{bits & pieces}
The weekly “little of this, little of that” feature here at Like Mother, Like Daughter!
(This will all look and work better if you click on the actual post and do not remain on the main page.)
On Epiphany, we chalked our door. The Chief led us in prayer as we shivered in our warmest coats. (More on this custom below from our friend Alice — the chalking, not the shivering!) It’s not too late to do yours! You simply need blessed chalk (just get ordinary chalk, even a small piece, and ask a priest to bless it) and the prayers, which you can find here. Auntie Leila says you have until February 2, Candlemas.
I’m probably the only person on the interwebs lame enough to show you Christmas decorations now, but while I was out taking a picture of the door, I had to do it. Bridget arranged everything, using my pinecones that I smuggled home from Sukie’s house in Georgia (and then Rosie sent me a box of them too, so I have almost all the giant pinecones a girl could want).
I’m working on my book — which will be this blog, but you know, in book form. I chug along pretty well and then I come to the sort of post in which I show one (funky) way to go about mending a hole in a good blanket. Is any detail too small to include in this book? Or do inquiring minds want to know? (Spoiler: it’s going in.) (Unless an editor takes it out.)
On to our links!
A fabulous 18th century dress, found in perfect condition after many years in a box, worth more than £40,000, according to Antiques Roadshow.
Against the Universal Basic Income — a short article that points out the flaws of an idea that is gaining ground with many of our social engineers. Mainly, I think it’s a mistake ever to cheerfully assume that human nature is not going to continue to be what it has been! “Despite its rising profile among many sharp thinkers, however, this particular approach to welfare reform would create many more problems than it would solve.”
I’m sharing this exasperating article from the Wall Street Journal about giving a smart phone to kids (I think you will be able to read it the first time you open it, and then it’s behind the paywall) so that you are equipped to talk about it with your friends. By the time you get to the end of it, how refreshing is Felice Ahn, with her simple “we’re happy to be different”?
We think of Handel’s Messiah as Christmas music, I guess, but it’s really a musical recapitulation of Salvation History. Here’s a fun article with some things you might not know about it.
An interesting article questioning the underlying assumptions about how we treat depression as a chemical imbalance to be treated with drugs. The author says:
“If you are depressed and anxious, you are not a machine with malfunctioning parts. You are a human being with unmet needs. The only real way out of our epidemic of despair is for all of us, together, to begin to meet those human needs – for deep connection, to the things that really matter in life.”

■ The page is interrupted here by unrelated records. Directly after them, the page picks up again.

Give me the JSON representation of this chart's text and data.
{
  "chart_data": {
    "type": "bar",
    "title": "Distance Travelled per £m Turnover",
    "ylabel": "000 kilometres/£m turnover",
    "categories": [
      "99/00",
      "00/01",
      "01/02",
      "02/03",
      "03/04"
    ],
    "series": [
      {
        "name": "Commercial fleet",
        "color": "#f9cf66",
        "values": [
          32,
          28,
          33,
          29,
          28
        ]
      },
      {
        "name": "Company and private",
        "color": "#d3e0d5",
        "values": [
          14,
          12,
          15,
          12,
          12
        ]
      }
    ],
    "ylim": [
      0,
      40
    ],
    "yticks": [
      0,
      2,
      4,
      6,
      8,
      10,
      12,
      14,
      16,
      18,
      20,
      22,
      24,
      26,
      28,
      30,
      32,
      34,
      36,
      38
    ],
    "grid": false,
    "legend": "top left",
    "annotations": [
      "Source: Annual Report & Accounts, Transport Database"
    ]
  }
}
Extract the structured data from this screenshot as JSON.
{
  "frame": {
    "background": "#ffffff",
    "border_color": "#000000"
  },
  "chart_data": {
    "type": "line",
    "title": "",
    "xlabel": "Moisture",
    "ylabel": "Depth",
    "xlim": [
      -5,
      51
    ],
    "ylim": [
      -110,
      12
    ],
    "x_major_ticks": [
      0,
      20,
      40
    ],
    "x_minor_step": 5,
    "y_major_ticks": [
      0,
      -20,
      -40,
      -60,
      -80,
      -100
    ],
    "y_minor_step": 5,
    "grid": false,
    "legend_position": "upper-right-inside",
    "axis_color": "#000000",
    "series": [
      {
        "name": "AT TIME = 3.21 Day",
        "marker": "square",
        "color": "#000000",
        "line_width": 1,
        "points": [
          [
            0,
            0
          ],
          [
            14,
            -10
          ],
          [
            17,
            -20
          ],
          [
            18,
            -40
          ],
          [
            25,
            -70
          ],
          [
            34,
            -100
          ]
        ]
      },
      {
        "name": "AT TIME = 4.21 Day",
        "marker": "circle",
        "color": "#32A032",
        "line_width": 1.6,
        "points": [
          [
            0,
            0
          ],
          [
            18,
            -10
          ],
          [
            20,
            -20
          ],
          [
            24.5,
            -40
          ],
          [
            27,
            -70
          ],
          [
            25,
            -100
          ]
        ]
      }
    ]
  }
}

I would add to this to take it further: Man is a moral creature. Sometimes our needs are moral! We can be depressed because we need repentance and reconnection with grace. Sometimes the needs are emotional; often they are moral and spiritual.
In the “spiritual musings” category:
I don’t know why the fighting side of Our Lady has been on my mind — perhaps it’s the borderline headache-inducing saccharine prose I sometimes come across as relates to Mary, the Mother of God. This post, though not liturgically timely, gave me the bracing tonic I needed: “Mighty Conquering Warrior”: The Queenship of Mary.
“The fact that Our Lady stood under the cross when nearly everyone else fled, and in the darkness of faith offered up her most precious treasure, her own flesh and blood, to the heavenly Father, means that she must have had the strongest human heart in the history of the world, with the greatest supernatural heroism.”
If you read my “readings” on the two “Spirit of the Liturgy” books, you will know why I loved this short article by Taylor Marshall on St. Athanasius on the Word: The Son of God pervades the Whole of Reality. A beautiful meditation on transcendent reality.
In the “still thinking about Epiphany” category:
Our favorite medievalist’s inquiry into the custom of chalking one’s door on the Epiphany: Chalk on the Door.
Some art notes on the Wise Men.
The Epiphany scene from the incredible “Great Hours of Anne of Brittany.”
From the archives:
Standards and Solidarity — make friends now with people in real life, in your community. Talk to them about your hopes and dreams for the future. Share articles and posts (like this one) and encourage each other. In a few years, you will be glad to have a group of parents who kind of hold each other up — and believe me, when the coach says “your kid has to have a phone because I need to text him” you will be happy that your friends are going to agree with you that such an idea is nonsense.
How to go about making friends? Try a St. Gregory Pocket. There might be one near you!
Today is the feast of St. Hilary of Poitiers! “He could not tolerate that the specious plea of safeguarding peace and unity should be allowed to dim the light of Gospel teaching.”